IA para hostelería y restaurantes

Una ruta concreta para mejorar una tarea sin añadir más complejidad.

Situación habitual

Reservas, cambios de última hora, alérgenos, grupos y reseñas necesitan respuestas ágiles sin comprometer la operación.

Qué puedes mejorar primero

Clasificar consultas, preparar confirmaciones revisables, resumir reseñas y crear un registro de incidencias.

Límite importante

No confirmes disponibilidad, alérgenos o condiciones de una reserva sin verificar la información operativa.

Flujo de trabajo

Antes: Las solicitudes llegan por varios canales y cada cambio se apunta en un sitio diferente.

Prueba inicial: Un registro único recoge fecha, personas, condición especial y responsable de confirmar.
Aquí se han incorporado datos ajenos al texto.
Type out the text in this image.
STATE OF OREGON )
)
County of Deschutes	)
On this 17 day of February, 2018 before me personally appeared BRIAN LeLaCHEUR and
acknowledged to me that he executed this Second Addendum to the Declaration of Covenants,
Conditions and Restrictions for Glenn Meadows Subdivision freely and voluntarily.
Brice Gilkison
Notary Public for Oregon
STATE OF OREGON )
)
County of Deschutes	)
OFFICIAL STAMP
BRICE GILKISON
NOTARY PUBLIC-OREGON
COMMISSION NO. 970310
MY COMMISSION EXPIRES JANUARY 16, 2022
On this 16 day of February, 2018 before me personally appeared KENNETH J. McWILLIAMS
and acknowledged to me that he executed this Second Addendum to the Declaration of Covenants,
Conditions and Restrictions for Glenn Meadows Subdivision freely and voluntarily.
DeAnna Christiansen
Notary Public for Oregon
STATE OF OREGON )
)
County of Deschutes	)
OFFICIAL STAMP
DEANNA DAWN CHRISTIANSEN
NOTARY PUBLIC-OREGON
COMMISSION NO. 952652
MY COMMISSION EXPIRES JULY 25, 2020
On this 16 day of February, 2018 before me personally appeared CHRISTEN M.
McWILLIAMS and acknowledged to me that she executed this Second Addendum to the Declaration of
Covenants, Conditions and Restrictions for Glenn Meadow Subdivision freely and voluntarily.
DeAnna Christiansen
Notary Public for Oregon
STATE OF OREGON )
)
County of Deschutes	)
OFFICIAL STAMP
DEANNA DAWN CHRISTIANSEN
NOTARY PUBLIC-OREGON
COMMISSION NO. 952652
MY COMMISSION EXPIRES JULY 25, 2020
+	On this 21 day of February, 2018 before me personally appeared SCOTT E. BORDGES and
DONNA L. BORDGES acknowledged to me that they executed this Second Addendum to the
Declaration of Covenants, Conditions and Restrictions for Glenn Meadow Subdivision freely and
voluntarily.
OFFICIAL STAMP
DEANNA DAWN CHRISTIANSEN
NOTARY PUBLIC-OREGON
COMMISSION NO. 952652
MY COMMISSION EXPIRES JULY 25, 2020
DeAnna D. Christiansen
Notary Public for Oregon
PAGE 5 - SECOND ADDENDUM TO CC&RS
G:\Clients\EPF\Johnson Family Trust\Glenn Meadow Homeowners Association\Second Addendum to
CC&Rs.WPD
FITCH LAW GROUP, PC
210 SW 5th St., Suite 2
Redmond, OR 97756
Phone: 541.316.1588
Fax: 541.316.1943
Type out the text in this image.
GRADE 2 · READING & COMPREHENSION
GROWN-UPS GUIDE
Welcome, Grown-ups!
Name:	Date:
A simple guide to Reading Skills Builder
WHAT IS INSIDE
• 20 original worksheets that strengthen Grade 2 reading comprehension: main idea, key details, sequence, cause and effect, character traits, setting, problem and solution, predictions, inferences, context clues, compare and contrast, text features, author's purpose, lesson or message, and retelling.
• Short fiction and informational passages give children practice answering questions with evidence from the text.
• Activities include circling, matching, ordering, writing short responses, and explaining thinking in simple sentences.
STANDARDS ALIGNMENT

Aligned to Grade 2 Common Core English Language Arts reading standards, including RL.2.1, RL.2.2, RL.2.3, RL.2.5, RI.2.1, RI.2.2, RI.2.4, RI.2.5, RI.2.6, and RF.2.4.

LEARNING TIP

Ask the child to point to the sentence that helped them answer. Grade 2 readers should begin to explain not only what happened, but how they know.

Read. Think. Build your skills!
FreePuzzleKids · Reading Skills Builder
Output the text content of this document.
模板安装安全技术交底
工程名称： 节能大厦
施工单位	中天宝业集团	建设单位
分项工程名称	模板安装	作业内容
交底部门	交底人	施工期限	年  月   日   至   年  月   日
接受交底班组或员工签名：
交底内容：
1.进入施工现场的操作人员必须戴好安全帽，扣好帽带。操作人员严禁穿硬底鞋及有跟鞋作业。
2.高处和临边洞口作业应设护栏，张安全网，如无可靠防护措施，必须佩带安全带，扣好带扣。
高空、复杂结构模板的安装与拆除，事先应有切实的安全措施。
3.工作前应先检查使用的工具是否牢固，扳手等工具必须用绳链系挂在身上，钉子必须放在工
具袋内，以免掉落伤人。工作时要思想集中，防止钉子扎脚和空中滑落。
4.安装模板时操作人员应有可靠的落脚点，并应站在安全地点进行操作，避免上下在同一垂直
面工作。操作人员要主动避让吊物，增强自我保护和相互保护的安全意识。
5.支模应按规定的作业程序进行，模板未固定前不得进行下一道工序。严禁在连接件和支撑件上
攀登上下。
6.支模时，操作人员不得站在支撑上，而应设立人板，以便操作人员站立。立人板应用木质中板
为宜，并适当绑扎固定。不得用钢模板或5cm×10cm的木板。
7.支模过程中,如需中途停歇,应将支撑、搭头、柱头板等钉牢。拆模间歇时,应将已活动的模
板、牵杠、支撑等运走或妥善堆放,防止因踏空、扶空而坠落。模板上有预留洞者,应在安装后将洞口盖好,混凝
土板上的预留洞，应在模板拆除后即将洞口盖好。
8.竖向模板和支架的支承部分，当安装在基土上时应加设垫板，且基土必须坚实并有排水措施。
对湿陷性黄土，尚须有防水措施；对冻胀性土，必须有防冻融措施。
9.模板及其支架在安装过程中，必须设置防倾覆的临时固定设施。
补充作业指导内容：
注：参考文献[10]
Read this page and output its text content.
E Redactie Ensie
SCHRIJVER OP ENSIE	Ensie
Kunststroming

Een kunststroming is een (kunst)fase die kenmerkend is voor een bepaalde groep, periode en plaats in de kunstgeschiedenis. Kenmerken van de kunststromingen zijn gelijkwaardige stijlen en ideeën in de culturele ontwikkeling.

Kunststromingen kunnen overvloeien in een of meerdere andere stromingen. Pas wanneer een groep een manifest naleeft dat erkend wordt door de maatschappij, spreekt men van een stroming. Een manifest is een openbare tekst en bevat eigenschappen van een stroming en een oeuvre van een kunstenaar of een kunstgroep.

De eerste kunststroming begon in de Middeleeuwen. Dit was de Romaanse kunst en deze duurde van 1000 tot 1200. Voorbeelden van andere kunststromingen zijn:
Datos, tipo de solución y dificultad

Datos que deben estar claros
Fecha, personas, alergias comunicadas, canal, estado de reserva y responsable. La información sensible o de alérgenos exige confirmación operativa.
Qué tipo de solución encaja primero
Proceso y calendario primero; IA asistida para mensajes generales; automatización limitada para recordatorios cuando el sistema de reservas es la fuente única.
Dificultad realista
Baja en comunicación general; media con reservas y varios canales.

Prueba de siete días

  1. Elige una tarea repetida y una persona responsable.
  2. Prepara una muestra reducida y una plantilla con los campos imprescindibles.
  3. Revisa cada resultado antes de usarlo con clientes o proveedores.
  4. Mide reservas confirmadas, cambios no registrados, respuestas tardías e incidencias repetidas.
  5. Decide si conservar, ajustar o descartar la mejora.

Qué herramienta valorar después

Abre el recomendador cuando el flujo esté claro. Puede proponerte una plantilla, una herramienta de organización, IA asistida o una automatización limitada según tu situación.

Sin promesas de automatización total. El resultado debe seguir siendo revisable, trazable y adecuado al nivel de riesgo de la tarea.